Tarihin yazıldığı mekânların izini sürmeyi severim: Budapeşte'ye gittiğimde ilk aradığım yerlerden biri, 1956 ayaklanmasında ünlü Albay Pal Maleter'in ünlü karargâhı Kilian Kışlası olmuştu... Delik deşik cephesi, tank dayanmış kapısı, duvarlarında mermi izleri, önünde nöbet tutan eli tüfekli genç kızlar, konuya meraklı olanların da, o dönemi yaşayanların da belleğindedir. Kolayca buldum, meğerse havaalanına giden yol üzerindeymiş, Üllöi Caddesi.
İşhanı yapmışlar. Fakat atlamak mümkün değil, çünkü kapısında kocaman bir "plaket", direniş ve özgürlük kahramanlarının anısına... Macar renklerinden, kırmızı, beyaz, yeşil, bir de çiçek demeti...
Gelenektir, özel olayların geçtiği ve özel insanların yaşadığı yerlere plaket konur... Paris'te hemen her yazarın evinin kapısında, hemen her tarihi noktada böyle tabelalar vardır. 1944 yılının ağustos ayında Almanlar tarafından öldürülen direnişçilerin vurulup düştükleri hemen her köşede birer plaket, bir de küçük saksı, içinde çiçek... Biz böyle şeyleri pek bilmeyiz. Nice şehrine yolunuz düşerse, Almanlar tarafından asılan ve günlerce gömülmeden darağacında sallanmaya bırakılan iki direnişçi çocuğun, Seraphin Torrin ile Ange Grassi'nin anısına dikilmiş plaketleri görünce içiniz cız edecektir. Türkler için bulması da kolaydır: Galeries Lafayette'in Nice şubesinin köşesi oluyor! Lafı, şu yılan öyküsüne dönen Madımak Oteli'ne getireceğim. Yobazlar tarafından yakılan ve aydınların, şairlerin, yazarların öldürüldüğü ünlü Sivas mekânına...
Sevimsiz bir sokağın içinde, sıradan, hatta çirkin bir bina bu.
Fakat "anlam ve önemi" çok büyük. Bu yüzden de yıllardır müze yapılması isteniyor ve bir türlü de yapılamıyor.
Şimdi hükümet, "Alevi açılımının" da verdiği heyecanla, müze işine nihayet karar vermiş. Olayların on altıncı yıldönümü olan 2 Temmuz gününe yetiştireceklermiş.
Batı'da olsaydı, kapısına plaket koyarlardı, Almanya'da önüne ruhsuz bir "soykırım anıtı" gibi bir şey yaparlar, biz müze yapacağız.

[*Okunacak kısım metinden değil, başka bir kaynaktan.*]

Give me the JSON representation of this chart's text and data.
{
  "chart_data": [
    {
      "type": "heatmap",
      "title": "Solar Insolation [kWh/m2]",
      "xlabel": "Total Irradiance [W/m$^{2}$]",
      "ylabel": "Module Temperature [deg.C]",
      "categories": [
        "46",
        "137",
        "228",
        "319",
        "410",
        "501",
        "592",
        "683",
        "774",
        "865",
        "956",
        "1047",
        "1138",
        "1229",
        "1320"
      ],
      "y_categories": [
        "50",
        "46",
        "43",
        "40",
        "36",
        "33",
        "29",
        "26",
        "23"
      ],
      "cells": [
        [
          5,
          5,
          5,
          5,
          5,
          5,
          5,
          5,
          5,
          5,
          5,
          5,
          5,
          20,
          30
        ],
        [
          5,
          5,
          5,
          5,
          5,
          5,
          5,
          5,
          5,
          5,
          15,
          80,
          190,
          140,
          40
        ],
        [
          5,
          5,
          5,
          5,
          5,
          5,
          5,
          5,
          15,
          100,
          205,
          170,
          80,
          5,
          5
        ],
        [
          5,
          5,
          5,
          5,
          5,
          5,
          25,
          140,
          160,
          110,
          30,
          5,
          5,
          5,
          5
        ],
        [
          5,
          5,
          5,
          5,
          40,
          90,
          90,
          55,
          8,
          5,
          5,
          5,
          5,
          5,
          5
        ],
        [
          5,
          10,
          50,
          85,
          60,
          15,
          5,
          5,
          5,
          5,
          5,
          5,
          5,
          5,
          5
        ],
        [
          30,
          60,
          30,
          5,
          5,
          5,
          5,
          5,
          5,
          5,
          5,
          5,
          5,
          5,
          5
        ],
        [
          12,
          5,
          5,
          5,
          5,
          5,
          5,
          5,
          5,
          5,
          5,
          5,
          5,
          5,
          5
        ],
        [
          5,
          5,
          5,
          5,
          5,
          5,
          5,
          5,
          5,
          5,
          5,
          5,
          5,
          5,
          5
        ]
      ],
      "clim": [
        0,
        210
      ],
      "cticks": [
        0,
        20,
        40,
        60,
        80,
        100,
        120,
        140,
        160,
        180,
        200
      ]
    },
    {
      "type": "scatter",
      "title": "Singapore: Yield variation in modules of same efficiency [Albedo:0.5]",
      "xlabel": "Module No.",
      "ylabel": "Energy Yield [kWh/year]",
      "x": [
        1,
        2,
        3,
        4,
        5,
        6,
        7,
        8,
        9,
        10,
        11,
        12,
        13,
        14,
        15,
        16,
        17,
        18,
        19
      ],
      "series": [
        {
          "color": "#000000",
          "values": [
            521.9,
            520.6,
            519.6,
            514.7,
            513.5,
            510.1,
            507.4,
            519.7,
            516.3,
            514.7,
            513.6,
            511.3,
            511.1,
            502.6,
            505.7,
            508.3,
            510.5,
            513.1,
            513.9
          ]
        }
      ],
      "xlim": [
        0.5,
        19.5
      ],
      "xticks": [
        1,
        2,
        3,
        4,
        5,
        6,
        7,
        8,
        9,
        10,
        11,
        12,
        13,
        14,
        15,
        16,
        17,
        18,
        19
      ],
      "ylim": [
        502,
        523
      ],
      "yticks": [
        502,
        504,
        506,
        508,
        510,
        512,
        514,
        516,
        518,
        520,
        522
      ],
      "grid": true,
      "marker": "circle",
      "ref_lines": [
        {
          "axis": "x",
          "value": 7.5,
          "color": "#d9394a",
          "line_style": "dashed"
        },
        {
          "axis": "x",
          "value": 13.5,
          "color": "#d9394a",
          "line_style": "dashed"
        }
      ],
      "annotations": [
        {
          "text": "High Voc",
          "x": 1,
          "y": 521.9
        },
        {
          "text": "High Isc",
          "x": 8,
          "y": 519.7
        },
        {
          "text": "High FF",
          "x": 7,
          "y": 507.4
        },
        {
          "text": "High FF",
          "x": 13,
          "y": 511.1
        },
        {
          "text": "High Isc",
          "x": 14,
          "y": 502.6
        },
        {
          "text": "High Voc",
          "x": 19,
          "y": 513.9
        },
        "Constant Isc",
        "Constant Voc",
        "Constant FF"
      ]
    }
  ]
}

Vur deyince öldürüyoruz.
Tamam da, içine ne koyacağız?
Aziz Nesin'in isli gömleği, Asım Bezirci'nin kırık gözlüğü, Metin Altıok'un eğrilmiş kalemi, Nesimi Çimen'in teli kopmuş curası falan mı?
Yanık tahta kirişler, pencere pervazları?
Kitaplarını mı koyacaksınız Beylikdüzü Panayırı gibi?
Yoksa, Alman müzecilik anlayışının etkisiyle, birtakım "panolar" mı yapacaksınız? Olayı anlatan gazete kupürleri, öldürülen insanların hayat hikâyeleri, eserlerinin listesi... Ama sıradan insanlar da gitti orada gümbürtüye, yazar mazar olmayan, yalnızca okur olan insanlar...
Otuz yedi kişilik bir liste asılıp geçilecek midir?
Bu tür soğuk panolar, ziyaretçide "bir an önce çıkın gidin, verdiğiniz bilet parasına yazık" hissi uyandırırlar...
Sahi, bilet kesilecek midir bu müzeye? Kaç lira olacaktır giriş?
Böyle bir müzeye başka ne konur?
Ben olsam, olayları Ankara'dan aval aval seyreden "büyük solcu lider", onursal başkan, paşa çocuğu, devrin başbakan yardımcısı pek sayın Erdal İnönü'nün büstünü de koyardım! Demirel'in "siyasi stepnesinin", şakşakçılarının deyimiyle "bir siyaset dehası" olan o büyük adamın büstünü... Altına da "onlar yandı, ben baktım" yazardım.
Bozulmayın hemen şimdi, müzeye karşı çıkıyor falan değilim, samimi olarak merak ettim, içine ne koyacaksınız?